Example to distribute pods that match the specified labels based on their zone
apiVersion: v1
kind: Pod
metadata:
  name: my-pod
  labels:
    region: us-east
spec:
  securityContext:
    runAsNonRoot: true
    seccompProfile:
      type: RuntimeDefault
  topologySpreadConstraints:
  - maxSkew: 1 (1)
    topologyKey: topology.kubernetes.io/zone (2)
    whenUnsatisfiable: DoNotSchedule (3)
    labelSelector: (4)
      matchLabels:
        region: us-east (5)
    matchLabelKeys:
      - my-pod-label (6)
  containers:
  - image: "docker.io/ocpqe/hello-pod"
    name: hello-pod
    securityContext:
      allowPrivilegeEscalation: false
      capabilities:
        drop: [ALL]
1 The maximum difference in number of pods between any two topology domains. The default is 1, and you cannot specify a value of 0.
2 The key of a node label. Nodes with this key and identical value are considered to be in the same topology.
3 How to handle a pod if it does not satisfy the spread constraint. The default is DoNotSchedule, which tells the scheduler not to schedule the pod. Set to ScheduleAnyway to still schedule the pod, but the scheduler prioritizes honoring the skew to not make the cluster more imbalanced.
4 Pods that match this label selector are counted and recognized as a group when spreading to satisfy the constraint. Be sure to specify a label selector, otherwise no pods can be matched.
5 Be sure that this Pod spec also sets its labels to match this label selector if you want it to be counted properly in the future.
6 A list of pod label keys to select which pods to calculate spreading over.
Example demonstrating a single pod topology spread constraint
kind: Pod
apiVersion: v1
metadata:
  name: my-pod
  labels:
    region: us-east
spec:
  securityContext:
    runAsNonRoot: true
    seccompProfile:
      type: RuntimeDefault
  topologySpreadConstraints:
  - maxSkew: 1
    topologyKey: topology.kubernetes.io/zone
    whenUnsatisfiable: DoNotSchedule
    labelSelector:
      matchLabels:
        region: us-east
  containers:
  - image: "docker.io/ocpqe/hello-pod"
    name: hello-pod
    securityContext:
      allowPrivilegeEscalation: false
      capabilities:
        drop: [ALL]

The previous example defines a Pod spec with a one pod topology spread constraint. It matches on pods labeled region: us-east, distributes among zones, specifies a skew of 1, and does not schedule the pod if it does not meet these requirements.

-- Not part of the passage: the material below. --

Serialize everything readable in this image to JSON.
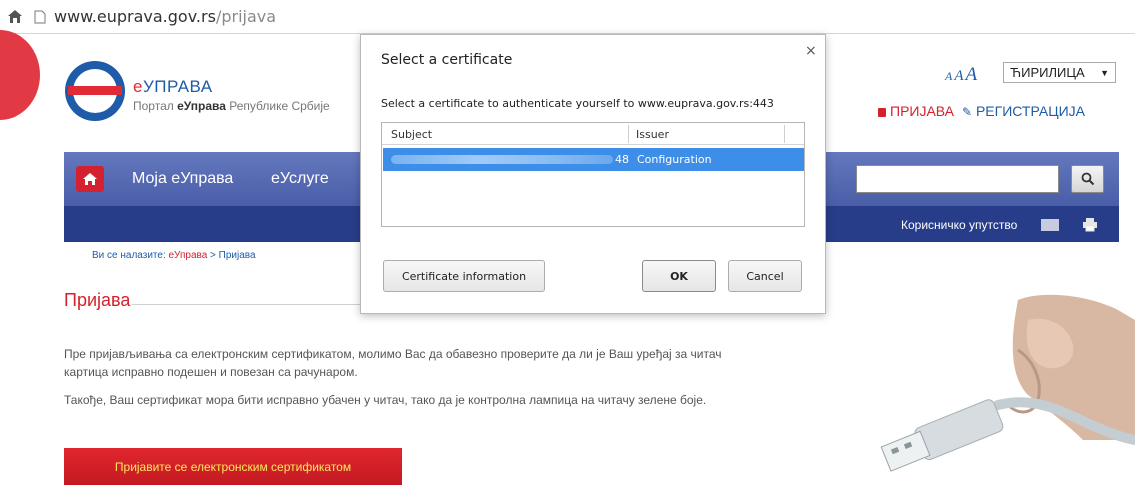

Example demonstrating multiple pod topology spread constraints
kind: Pod
apiVersion: v1
metadata:
  name: my-pod-2
  labels:
    region: us-east
spec:
  securityContext:
    runAsNonRoot: true
    seccompProfile:
      type: RuntimeDefault
  topologySpreadConstraints:
  - maxSkew: 1
    topologyKey: node
    whenUnsatisfiable: DoNotSchedule
    labelSelector:
      matchLabels:
        region: us-east
  - maxSkew: 1
    topologyKey: rack
    whenUnsatisfiable: DoNotSchedule
    labelSelector:
      matchLabels:
        region: us-east
  containers:
  - image: "docker.io/ocpqe/hello-pod"
    name: hello-pod
    securityContext:
      allowPrivilegeEscalation: false
      capabilities:
        drop: [ALL]

The previous example defines a Pod spec with two pod topology spread constraints. Both match on pods labeled region: us-east, specify a skew of 1, and do not schedule the pod if it does not meet these requirements.

The first constraint distributes pods based on a user-defined label node, and the second constraint distributes pods based on a user-defined label rack. Both constraints must be met for the pod to be scheduled.